Since previous research found that often only one member of a category distinction is affected by rate, we correlated (over speakers) the estimated speaking rate with both the mean geminate and singleton durations and obtained similar correlations (singleton: r = 0.625, p < 0.05; geminate: r = 0.761, p < 0.01, Fisher z-test for a difference between these correlations, z = 0.62, p =0.54). This indicates that the duration of both singletons and geminates in Maltese varies with speaking rate.
It is also worth considering what the classification accuracy would be when the consonant/vowel duration ratio is used instead of the consonant duration to estimate the optimal boundary, given that the C/V ratio has been proposed as an higher-order invariant (Pind, 1995). Therefore, the optimal boundary was also determined using ratio of the consonant duration and the preceding vowel, the following vowel, and the average duration of these two vowels. This gave rise to a classification accuracy of 69.7%, 74.5%, and 75.9%, respectively.

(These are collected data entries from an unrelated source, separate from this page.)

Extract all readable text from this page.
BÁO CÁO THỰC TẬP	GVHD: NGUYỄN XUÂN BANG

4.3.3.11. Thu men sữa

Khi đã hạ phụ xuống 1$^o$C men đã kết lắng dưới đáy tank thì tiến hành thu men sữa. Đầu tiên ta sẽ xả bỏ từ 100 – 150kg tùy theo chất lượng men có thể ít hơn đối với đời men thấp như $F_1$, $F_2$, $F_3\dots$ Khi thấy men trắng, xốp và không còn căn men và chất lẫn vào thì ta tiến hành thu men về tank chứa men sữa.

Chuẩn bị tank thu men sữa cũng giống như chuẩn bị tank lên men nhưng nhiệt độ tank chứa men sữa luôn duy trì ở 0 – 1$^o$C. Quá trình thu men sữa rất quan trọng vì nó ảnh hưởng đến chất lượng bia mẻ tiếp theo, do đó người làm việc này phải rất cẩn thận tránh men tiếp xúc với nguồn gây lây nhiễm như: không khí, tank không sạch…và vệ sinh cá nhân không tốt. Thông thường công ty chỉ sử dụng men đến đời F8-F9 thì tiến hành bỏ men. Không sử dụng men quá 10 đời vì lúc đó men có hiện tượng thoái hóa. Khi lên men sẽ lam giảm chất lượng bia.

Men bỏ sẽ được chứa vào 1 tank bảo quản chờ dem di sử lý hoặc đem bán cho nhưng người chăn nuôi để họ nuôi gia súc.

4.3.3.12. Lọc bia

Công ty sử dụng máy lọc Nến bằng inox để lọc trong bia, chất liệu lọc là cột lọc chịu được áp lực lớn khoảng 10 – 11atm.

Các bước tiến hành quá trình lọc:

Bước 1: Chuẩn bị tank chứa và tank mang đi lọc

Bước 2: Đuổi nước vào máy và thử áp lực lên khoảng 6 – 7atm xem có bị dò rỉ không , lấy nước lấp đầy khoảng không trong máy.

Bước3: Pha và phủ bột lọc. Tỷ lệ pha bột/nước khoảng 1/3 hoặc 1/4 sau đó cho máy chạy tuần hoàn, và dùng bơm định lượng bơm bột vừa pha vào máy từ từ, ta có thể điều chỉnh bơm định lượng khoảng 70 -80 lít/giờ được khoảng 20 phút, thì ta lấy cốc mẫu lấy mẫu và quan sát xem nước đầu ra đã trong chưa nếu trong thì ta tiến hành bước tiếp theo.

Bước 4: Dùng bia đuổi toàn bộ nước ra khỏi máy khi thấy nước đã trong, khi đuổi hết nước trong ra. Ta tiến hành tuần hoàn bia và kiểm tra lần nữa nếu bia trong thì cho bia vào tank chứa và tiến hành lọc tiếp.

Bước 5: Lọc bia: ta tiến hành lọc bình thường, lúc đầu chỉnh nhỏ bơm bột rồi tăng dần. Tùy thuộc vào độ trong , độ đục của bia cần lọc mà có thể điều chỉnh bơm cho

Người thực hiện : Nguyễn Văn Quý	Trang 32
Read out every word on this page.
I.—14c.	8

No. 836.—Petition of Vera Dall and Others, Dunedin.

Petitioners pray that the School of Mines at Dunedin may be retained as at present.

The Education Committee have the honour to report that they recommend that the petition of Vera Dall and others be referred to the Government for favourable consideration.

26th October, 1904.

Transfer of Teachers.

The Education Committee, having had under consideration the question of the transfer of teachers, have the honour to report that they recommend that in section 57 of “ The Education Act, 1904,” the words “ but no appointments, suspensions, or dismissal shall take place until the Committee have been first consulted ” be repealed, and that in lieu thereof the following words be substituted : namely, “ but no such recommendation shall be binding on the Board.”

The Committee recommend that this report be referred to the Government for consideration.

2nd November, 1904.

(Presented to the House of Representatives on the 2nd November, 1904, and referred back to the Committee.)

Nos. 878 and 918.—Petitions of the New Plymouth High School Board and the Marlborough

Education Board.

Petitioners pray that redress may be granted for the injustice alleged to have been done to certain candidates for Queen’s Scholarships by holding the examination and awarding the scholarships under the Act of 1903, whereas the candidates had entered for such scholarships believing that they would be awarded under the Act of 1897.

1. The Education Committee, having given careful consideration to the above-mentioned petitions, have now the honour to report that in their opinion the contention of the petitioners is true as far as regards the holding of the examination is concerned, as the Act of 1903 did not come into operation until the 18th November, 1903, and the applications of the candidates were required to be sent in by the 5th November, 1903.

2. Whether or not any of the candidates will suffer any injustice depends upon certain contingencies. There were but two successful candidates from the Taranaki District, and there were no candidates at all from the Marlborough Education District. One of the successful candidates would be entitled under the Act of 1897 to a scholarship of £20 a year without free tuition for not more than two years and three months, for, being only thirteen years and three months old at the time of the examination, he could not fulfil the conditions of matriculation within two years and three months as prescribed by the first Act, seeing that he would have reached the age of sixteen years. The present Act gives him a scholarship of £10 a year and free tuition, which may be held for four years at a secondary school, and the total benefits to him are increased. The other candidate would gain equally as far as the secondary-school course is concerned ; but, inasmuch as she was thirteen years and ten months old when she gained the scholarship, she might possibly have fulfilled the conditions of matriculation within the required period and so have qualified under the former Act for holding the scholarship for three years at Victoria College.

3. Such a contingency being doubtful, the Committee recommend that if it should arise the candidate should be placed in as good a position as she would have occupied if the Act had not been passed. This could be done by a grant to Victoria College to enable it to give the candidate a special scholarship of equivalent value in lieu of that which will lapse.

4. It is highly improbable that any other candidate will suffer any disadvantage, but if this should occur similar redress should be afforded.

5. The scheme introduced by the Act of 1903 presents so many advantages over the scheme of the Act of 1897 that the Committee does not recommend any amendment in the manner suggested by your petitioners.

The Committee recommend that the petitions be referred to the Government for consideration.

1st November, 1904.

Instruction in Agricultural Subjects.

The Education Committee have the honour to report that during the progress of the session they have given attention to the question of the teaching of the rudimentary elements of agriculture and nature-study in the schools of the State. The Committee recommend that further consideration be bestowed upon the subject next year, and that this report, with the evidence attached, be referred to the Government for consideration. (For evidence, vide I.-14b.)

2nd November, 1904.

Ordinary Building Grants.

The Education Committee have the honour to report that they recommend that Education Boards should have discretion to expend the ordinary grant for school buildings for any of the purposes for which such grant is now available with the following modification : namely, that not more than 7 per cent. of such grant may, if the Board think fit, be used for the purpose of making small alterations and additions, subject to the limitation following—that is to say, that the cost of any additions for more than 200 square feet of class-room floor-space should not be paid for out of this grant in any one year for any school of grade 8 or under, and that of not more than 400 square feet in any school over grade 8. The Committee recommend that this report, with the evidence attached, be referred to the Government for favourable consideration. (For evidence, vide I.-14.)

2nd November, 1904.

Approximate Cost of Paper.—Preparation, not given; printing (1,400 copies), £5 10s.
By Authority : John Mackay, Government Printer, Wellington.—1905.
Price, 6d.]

This is worse than the 81.8% based on duration alone, and hence also significantly less than the classification accuracy with habitual speech rate considered.
The results indicate that in contrast to VOT in English (Nakai & Scobbie, 2016) and consonant duration for quantity in Cypriot Greek (Arvaniti, 1999), the optimal boundary between singleton and geminates in Maltese varies with speaking rate and does so considerably, given the large range (80–130 ms) of estimated boundaries. Moreover, the data also indicate that both categories are similarly affected by speech rate. If only geminates would be influenced by rate, there would be no danger for the category boundary, since the singletons would remain relatively short even at slow speaking rates. This gives rise to the possibility that the singleton-geminate distinction in perception is sensitive to speech rate.
The data also are not in line with the assumption that the consonant-vowel duration ratio may be a higher-order invariant cue for Maltese quantity. It is, however, important to note that the opposite finding would not have been diagnostic with regard to the two different accounts for contrast maintenance, speech-rate normalization versus higher-order invariants. Speech rate normalization argues that the duration of a consonant is evaluated against the average duration of the surrounding segments, while the assumption of the higher-order invariant argues that only the duration of the two adjacent vowels matter. Because these measures will often be correlated, the finding that the vowel duration suffices is not showing that speech rate is not being taken into account in perception.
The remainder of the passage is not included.